Apresento dois exemplos práticos:
- Há poucos anos, para conferir, de uma forma solene, o diploma do 12.º ano a todos os alunos de uma turma do ensino noturno, a equipa pedagógica, na qual eu representava o referencial das ciências experimentais, organizou, juntamente com a equipa discente que estava a ser avaliada, uma visita inesquecível a uma Quinta do Douro Vinhateiro. Ao fim do dia, depois de bem comidos e melhor bebidos de vinho maduro branco e tinto, os professores foram unânimes nas altas classificações que atribuíram aos seus competentes pupilos. A participação efetiva numa visita absolutamente turística, que incluiu prova de vinhos, seguida da compra de algumas garrafas para levar para casa, teve tanto peso no processo de avaliação como saber o teorema de Pitágoras, ou ter lido a Cidade e as Serras;
- No chamado ensino recorrente, era eu professor de Ciências do Ambiente- disciplina em que lecionei geografia, física, química, biologia e geologia, pelo menos-, vi, muito frequentemente, chegarem à escola, em bons carros, indivíduos com vinte e tal anos, com bons empregos, tanto no privado como no estado, que não tinham o menor interesse em nenhuma das matérias escolares, mas tinham vindo porque agora estudar é fácil e os diplomas permitiam-lhes grandes progressões nas carreiras profissionais.
Esperando que tenham gostado desta pequena amostra das consequências práticas do Aprender a Aprender,

João Silva

António Bernardo Colaço disse...

É extremamente importante o que consta da entrevista.
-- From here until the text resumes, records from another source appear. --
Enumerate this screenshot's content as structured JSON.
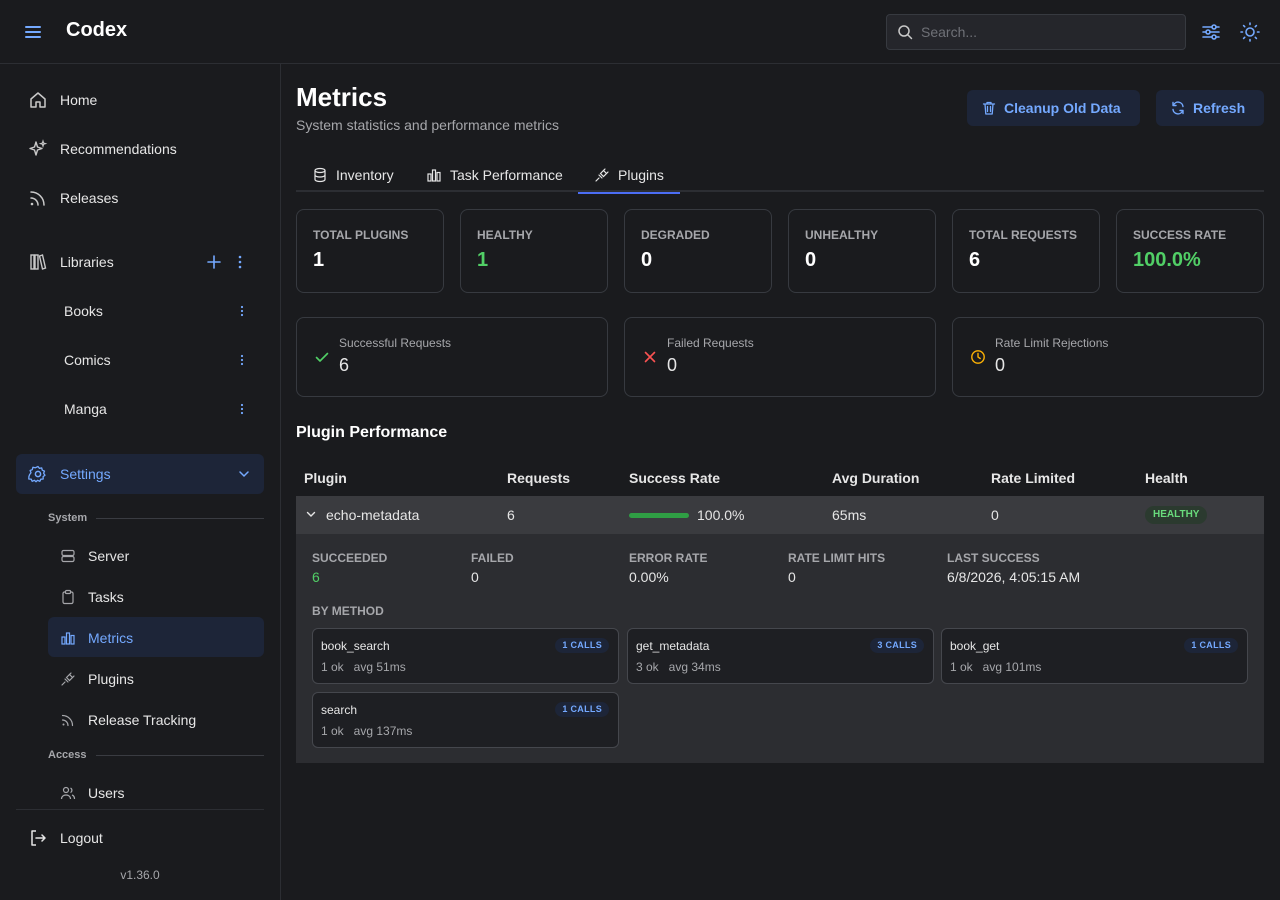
{
  "header": {
    "brand": "Codex",
    "search_placeholder": "Search..."
  },
  "sidebar": {
    "main": [
      {
        "label": "Home",
        "icon": "home-icon"
      },
      {
        "label": "Recommendations",
        "icon": "sparkles-icon"
      },
      {
        "label": "Releases",
        "icon": "rss-icon"
      }
    ],
    "libraries_label": "Libraries",
    "libraries": [
      "Books",
      "Comics",
      "Manga"
    ],
    "settings_label": "Settings",
    "system_label": "System",
    "system_items": [
      "Server",
      "Tasks",
      "Metrics",
      "Plugins",
      "Release Tracking"
    ],
    "access_label": "Access",
    "access_items": [
      "Users"
    ],
    "logout_label": "Logout",
    "version": "v1.36.0",
    "active_item": "Metrics"
  },
  "page": {
    "title": "Metrics",
    "subtitle": "System statistics and performance metrics",
    "cleanup_label": "Cleanup Old Data",
    "refresh_label": "Refresh"
  },
  "tabs": [
    {
      "label": "Inventory",
      "icon": "database-icon"
    },
    {
      "label": "Task Performance",
      "icon": "bar-chart-icon"
    },
    {
      "label": "Plugins",
      "icon": "plug-icon"
    }
  ],
  "active_tab": "Plugins",
  "stats": [
    {
      "label": "Total Plugins",
      "value": "1"
    },
    {
      "label": "Healthy",
      "value": "1"
    },
    {
      "label": "Degraded",
      "value": "0"
    },
    {
      "label": "Unhealthy",
      "value": "0"
    },
    {
      "label": "Total Requests",
      "value": "6"
    },
    {
      "label": "Success Rate",
      "value": "100.0%"
    }
  ],
  "requests": [
    {
      "label": "Successful Requests",
      "value": "6",
      "icon": "check-icon"
    },
    {
      "label": "Failed Requests",
      "value": "0",
      "icon": "x-icon"
    },
    {
      "label": "Rate Limit Rejections",
      "value": "0",
      "icon": "clock-icon"
    }
  ],
  "performance": {
    "title": "Plugin Performance",
    "columns": [
      "Plugin",
      "Requests",
      "Success Rate",
      "Avg Duration",
      "Rate Limited",
      "Health"
    ],
    "rows": [
      {
        "plugin": "echo-metadata",
        "requests": "6",
        "success_rate": "100.0%",
        "success_fraction": 1.0,
        "avg_duration": "65ms",
        "rate_limited": "0",
        "health": "HEALTHY"
      }
    ],
    "detail": {
      "fields": [
        {
          "label": "SUCCEEDED",
          "value": "6"
        },
        {
          "label": "FAILED",
          "value": "0"
        },
        {
          "label": "ERROR RATE",
          "value": "0.00%"
        },
        {
          "label": "RATE LIMIT HITS",
          "value": "0"
        },
        {
          "label": "LAST SUCCESS",
          "value": "6/8/2026, 4:05:15 AM"
        }
      ],
      "by_method_label": "BY METHOD",
      "methods": [
        {
          "name": "book_search",
          "calls": "1 CALLS",
          "stats": "1 ok   avg 51ms"
        },
        {
          "name": "get_metadata",
          "calls": "3 CALLS",
          "stats": "3 ok   avg 34ms"
        },
        {
          "name": "book_get",
          "calls": "1 CALLS",
          "stats": "1 ok   avg 101ms"
        },
        {
          "name": "search",
          "calls": "1 CALLS",
          "stats": "1 ok   avg 137ms"
        }
      ]
    }
  },
  "colors": {
    "accent": "#74a9ff",
    "success": "#51cf66",
    "error": "#fa5252",
    "warning": "#fab005"
  }
}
Ocorre porém sublinhar que o professor(a) tem de ter uma formação ético/profissional que possa transmitir um ensinamento imparcial, para que o aluno absorva a realidade.

Rui Baptista disse...

Excelente análise de um ensino, que a fazer fé neste testemunho (e eu faço-o), abriu as portas às Novas Oportunidades e estas à entrada no ensino superior privado que distribuiu licenciaturas qual padaria que em fornos de ganhos sem escrúpulos venda pão mal cozido e roubado no peso.

E eu que me sinto desiludido do presente e sem esperança no futuro, refilo, escrevo, vocifero até onde o meu civismo me permite, fazendo coro com Martin Luther King: "Nossas vidas começam a terminar no dia em que permanecemos em silêncio sobre as coisas que realmente importam".